Return on investment (ROI) - easily measured if you are using PPC or social media advertising. Less easy to measure if you are not, but you can still measure if you are getting more contacts through digital activity.
Customer lifetime value (CLV) - CLV is the amount of money a customer is predicted to spend with your business for the duration of your relationship with that individual. This measures your returning customers which is vital if you have an ecommerce business. Email marketing is also excellent for this goal as you can track if customers spend more often if you send them a specific type of email.
Cost per lead - this is important as it will help you measure the amount it costs you to gain each lead. Knowing this lets you adjust your PPC campaigns to give you the best results.
Click-Through Rate (CTR): Measures the number of clicks divided by the number of impressions (times an advertisement was displayed) on an online advertisement.
Social Media Engagement: This describes the level of interaction between a brand and its followers on social media, including likes, comments, shares, and mentions.
Email Open Rate: The percentage of recipients who open an individual email campaign.
Email Click-Through Rate (CTR): The number of clicks on links in an email divided by the number of email deliveries.
Having Google Analytics, email marketing reports through your chosen platform, and some reporting mechanism on your social media scheduler helps here as they will give you the data you need to see if your activities are meeting your goals and working. Again, not the simplest to set up if you are a novice, but doable if you have the time and patience to learn how. If not, then ask your marketing support person!
So, what are the best practices for a small business owner when considering digital marketing? Firstly, you must define your target audience and buyer personas, and you must know who are you are selling your products or services to, how they engage and where they hang out.
Once done, develop your content strategy and decide upon the best option for you to use. Then plan out your tasks. Tasks to meet your strategy could include planning your email output and ensuring you have all the content you need. Should you decide to run a PPC campaign, ensure you can fulfil any interest that comes your way. Should you use social media, set up your social media strategy and decide which are the best channels to use for your audience. Plan out your content run for your blogs and social content to give a mix of content types and subjects.
Test, test, and test your campaigns - try tweaks such as different images and messaging to see what resonates best with your audience.
To be honest, most small business owners will pick just a couple of options that they can manage in their time allowance, which are cost effective and which give them the widest coverage.
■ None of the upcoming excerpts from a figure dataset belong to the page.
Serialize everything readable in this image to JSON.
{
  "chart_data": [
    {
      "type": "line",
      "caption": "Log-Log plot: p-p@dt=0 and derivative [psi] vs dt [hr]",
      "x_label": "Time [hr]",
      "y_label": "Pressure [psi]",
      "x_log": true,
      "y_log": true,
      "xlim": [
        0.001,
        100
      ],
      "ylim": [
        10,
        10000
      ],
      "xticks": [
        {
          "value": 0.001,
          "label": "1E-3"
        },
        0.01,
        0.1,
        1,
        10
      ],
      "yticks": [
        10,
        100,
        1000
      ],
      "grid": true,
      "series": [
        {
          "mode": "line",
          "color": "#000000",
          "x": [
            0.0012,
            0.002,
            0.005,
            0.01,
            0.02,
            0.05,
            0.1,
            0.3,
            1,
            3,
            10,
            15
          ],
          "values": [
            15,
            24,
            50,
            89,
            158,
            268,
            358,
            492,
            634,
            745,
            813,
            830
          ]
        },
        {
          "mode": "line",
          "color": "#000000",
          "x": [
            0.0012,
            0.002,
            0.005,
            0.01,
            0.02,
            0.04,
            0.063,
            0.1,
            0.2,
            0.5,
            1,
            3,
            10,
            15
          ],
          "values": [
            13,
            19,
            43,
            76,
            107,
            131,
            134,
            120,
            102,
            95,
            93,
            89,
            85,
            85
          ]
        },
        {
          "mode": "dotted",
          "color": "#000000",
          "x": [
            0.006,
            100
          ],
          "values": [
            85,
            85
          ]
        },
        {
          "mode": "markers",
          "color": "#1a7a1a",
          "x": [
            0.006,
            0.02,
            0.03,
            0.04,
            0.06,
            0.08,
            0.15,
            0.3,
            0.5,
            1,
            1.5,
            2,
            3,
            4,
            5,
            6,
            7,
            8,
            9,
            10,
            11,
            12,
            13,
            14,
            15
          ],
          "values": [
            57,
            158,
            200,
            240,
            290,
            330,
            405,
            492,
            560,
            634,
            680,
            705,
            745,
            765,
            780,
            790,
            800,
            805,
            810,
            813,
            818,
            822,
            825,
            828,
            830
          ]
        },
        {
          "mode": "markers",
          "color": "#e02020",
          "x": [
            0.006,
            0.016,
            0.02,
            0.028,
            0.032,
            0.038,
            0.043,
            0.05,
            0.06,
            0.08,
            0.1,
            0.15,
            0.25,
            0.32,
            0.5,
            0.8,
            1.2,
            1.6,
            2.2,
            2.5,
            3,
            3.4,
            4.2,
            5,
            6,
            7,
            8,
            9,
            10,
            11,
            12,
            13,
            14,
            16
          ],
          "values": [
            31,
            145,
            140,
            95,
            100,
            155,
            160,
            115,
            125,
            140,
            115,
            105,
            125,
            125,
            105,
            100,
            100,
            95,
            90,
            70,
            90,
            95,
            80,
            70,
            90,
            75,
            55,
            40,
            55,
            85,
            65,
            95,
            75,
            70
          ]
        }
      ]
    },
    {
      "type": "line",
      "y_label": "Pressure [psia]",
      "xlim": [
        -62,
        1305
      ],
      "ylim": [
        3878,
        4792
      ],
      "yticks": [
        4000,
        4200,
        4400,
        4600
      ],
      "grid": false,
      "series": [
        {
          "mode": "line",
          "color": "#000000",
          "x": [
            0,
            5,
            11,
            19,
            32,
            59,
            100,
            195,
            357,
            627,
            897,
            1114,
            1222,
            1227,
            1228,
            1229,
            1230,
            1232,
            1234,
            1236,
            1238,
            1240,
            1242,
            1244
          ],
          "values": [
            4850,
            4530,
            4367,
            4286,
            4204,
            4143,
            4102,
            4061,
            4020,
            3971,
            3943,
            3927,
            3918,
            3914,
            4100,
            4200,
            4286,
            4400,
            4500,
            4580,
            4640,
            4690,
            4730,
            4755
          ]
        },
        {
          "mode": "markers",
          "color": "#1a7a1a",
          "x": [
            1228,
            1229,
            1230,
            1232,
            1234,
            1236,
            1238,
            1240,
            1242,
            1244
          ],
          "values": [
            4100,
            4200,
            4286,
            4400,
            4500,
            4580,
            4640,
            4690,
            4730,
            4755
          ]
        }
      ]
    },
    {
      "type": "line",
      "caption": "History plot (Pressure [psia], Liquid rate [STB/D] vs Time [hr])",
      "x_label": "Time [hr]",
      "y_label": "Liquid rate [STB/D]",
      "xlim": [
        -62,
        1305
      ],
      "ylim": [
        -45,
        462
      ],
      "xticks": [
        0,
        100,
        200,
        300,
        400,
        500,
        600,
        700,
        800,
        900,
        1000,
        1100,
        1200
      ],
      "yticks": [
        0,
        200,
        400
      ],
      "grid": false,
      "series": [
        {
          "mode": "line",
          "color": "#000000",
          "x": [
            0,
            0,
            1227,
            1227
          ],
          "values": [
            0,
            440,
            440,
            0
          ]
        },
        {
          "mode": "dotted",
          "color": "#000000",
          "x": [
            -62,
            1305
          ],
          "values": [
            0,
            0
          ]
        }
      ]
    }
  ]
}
Examples from my own clients include one who relies heavily on social media and social media advertising to promote his service and another relies on email marketing which gives him the most success through targeted emails and customer journeys. Another relies on a mix of PPC, social media and email marketing. He has also seen great results through an SEO campaign which was set up through an SEO expert I work with. None of my clients use all of the above tactics as their budgets and customer needs would not support that approach.
Last but not least, keep an eye on trends and changes as digital marketing is fast moving! The top trends at the moment are:
Artificial intelligence (AI) and machine learning (ML)
Interactive content (e.g. quizzes, chatbots)
Voice search optimisation
Personalisation - think of the personalised offers or emails you get from other providers.
Influencer marketing - on social media in particular. This ranges from the niche micro-influencer to all singing, all dancing, and well-known celeb endorsing your product.